On the face of it, the average city dweller in Los Angeles seems fine with water being drawn from wild places to create an emerald island of lawn and ficus trees. It’s almost certainly a case of ignorance as bliss. At a wild guess, one in 500,000 Angelenos may be aware that our major water wholesaler is suing the federal Interior and Commerce departments, with our money and in our name no less, in order to upend Endangered Species Act protection for trout, salmon and sturgeon in the Sacramento-San Joaquin Bay Delta (the better that we may grow lawn, cut it and throw it away). A few more may be aware of the pleas of the Audubon Society to the Los Angeles Department of Water and Power to leave enough water in Owens Valley, formerly Owens Lake, to support migratory birds. Recently, Heal the Bay president Mark Gold remarked in an interview that even though we in California take the lion’s share of water from the Colorado River, there was never a funeral for its delta — it’s as if we didn’t even notice the disappearance of nearly two million acres of wetlands where the lifeline of the West used to meet the Sea of Cortez.

Is it reasonable, or even possible, for Angelenos to be expected to understand and respect the distant watersheds tapped to sustain us? Can we evolve into a smart parasite, the kind that doesn’t kill its host? On Friday April 16th at 7.30pm at the G2 Gallery in Venice, I will be taking Deacon’s equation and applying it to the cost to the West of sustaining the gardens of Los Angeles, where it’s estimated that half of our urban water supply water goes. The discussion will focus on two questions: Can we and should we use less water to protect the distant wild sources and their flora and fauna? Moreover, when working with the water that we import, should it be part of the social contract to use our public and private gardens to create and maintain meaningful new habitat to support indigenous plants and animals that we have displaced?


The fish did it

Posted on | April 13, 2010 | 2 Comments

A vote by the board of the Metropolitan Water District of Southern California today all but assures that last year’s water delivery cuts of roughly 20% will continue through 2010. This was expected. One passable rain year does not a recovery make. The weird part of Met’s announcement is the belligerence, which puts responsibility for the “historic” prospect of continued rationing and price hikes on fish.
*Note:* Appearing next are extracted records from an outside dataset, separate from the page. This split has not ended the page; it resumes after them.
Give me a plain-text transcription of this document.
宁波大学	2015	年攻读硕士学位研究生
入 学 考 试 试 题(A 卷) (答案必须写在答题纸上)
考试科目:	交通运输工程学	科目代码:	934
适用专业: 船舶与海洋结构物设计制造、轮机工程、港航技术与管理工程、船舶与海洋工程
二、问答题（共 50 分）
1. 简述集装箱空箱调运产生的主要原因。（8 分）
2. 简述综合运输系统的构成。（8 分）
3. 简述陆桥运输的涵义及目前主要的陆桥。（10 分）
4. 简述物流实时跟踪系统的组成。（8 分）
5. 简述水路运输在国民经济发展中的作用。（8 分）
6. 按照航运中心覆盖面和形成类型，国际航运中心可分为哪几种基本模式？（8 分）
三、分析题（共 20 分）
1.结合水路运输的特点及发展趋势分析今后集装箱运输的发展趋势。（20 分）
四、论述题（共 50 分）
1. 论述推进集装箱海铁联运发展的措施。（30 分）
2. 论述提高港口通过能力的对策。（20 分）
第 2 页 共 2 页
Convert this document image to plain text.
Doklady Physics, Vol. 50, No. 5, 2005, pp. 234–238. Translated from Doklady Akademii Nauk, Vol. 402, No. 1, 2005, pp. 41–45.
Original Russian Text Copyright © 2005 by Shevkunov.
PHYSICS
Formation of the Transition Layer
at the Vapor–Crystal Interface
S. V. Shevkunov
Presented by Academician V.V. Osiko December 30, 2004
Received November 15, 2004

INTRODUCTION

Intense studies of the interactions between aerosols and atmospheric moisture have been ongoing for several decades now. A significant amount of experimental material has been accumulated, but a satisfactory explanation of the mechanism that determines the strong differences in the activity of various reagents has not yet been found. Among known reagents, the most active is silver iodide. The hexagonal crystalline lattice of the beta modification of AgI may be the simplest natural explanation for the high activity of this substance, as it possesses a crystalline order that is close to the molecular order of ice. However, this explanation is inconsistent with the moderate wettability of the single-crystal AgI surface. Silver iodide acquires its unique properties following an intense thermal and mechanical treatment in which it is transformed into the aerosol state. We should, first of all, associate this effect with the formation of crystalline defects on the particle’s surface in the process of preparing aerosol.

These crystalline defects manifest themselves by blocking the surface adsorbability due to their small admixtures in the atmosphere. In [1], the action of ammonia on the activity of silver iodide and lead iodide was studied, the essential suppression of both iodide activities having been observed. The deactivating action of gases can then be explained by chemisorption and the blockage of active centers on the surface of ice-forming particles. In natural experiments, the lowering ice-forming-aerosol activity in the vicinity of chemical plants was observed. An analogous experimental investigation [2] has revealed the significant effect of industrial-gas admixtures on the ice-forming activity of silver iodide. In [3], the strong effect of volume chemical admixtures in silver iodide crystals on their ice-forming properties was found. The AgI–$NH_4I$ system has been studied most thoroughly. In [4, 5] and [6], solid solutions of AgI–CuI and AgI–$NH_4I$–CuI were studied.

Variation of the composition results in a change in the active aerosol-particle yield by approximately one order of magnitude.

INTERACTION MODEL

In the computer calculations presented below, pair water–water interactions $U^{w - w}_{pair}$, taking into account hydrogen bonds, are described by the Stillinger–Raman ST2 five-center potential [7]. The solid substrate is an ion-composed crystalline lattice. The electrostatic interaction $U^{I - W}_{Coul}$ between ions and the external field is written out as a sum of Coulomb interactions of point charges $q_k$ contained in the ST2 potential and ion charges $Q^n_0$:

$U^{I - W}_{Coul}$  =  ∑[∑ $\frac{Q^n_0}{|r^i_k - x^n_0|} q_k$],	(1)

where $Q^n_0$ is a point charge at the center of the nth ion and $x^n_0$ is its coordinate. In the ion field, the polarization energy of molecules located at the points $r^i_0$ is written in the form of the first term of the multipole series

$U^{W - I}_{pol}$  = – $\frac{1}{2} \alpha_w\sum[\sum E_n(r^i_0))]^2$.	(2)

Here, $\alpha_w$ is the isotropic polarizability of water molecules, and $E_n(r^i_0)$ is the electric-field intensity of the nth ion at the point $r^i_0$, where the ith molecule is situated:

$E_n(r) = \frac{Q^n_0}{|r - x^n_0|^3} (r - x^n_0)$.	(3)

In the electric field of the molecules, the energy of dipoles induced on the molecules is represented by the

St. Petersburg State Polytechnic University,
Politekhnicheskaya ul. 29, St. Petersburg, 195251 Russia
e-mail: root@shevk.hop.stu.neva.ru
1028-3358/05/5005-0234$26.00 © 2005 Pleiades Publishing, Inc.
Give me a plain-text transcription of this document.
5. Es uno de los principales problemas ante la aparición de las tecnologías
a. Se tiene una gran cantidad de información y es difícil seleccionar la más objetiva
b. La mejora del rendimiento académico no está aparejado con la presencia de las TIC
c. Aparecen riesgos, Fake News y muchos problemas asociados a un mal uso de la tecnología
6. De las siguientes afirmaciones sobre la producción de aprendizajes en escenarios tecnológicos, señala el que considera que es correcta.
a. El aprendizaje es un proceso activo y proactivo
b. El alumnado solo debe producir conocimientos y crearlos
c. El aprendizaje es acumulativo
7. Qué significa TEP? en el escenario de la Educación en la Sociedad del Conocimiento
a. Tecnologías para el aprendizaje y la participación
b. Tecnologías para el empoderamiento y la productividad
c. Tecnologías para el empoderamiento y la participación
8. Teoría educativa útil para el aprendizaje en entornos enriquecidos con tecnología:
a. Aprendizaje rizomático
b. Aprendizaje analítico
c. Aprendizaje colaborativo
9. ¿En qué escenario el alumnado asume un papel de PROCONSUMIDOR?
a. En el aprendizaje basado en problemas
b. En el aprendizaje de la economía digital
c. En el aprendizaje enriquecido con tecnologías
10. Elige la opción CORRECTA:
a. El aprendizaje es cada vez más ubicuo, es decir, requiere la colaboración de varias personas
Roughly a third of Southern California’s water supply comes from the Northern California delta where the San Joaquin and Sacramento rivers meet near San Francisco. The once fecund rivers have been losing their salmon, trout and smelt as the winter snowmelt that feed their waters is diverted south.

As Met’s general manager Jeffrey Kightlinger has it in today’s announcement, “The historic pumping restrictions in the Delta because of endangered fish species are compromising the statewide water system’s ability to capture adequate supplies.”

Disregarding the repeated misuse of “historic,” did Met really imagine that it could destroy the venerable northern Californian salmon fishery with impunity?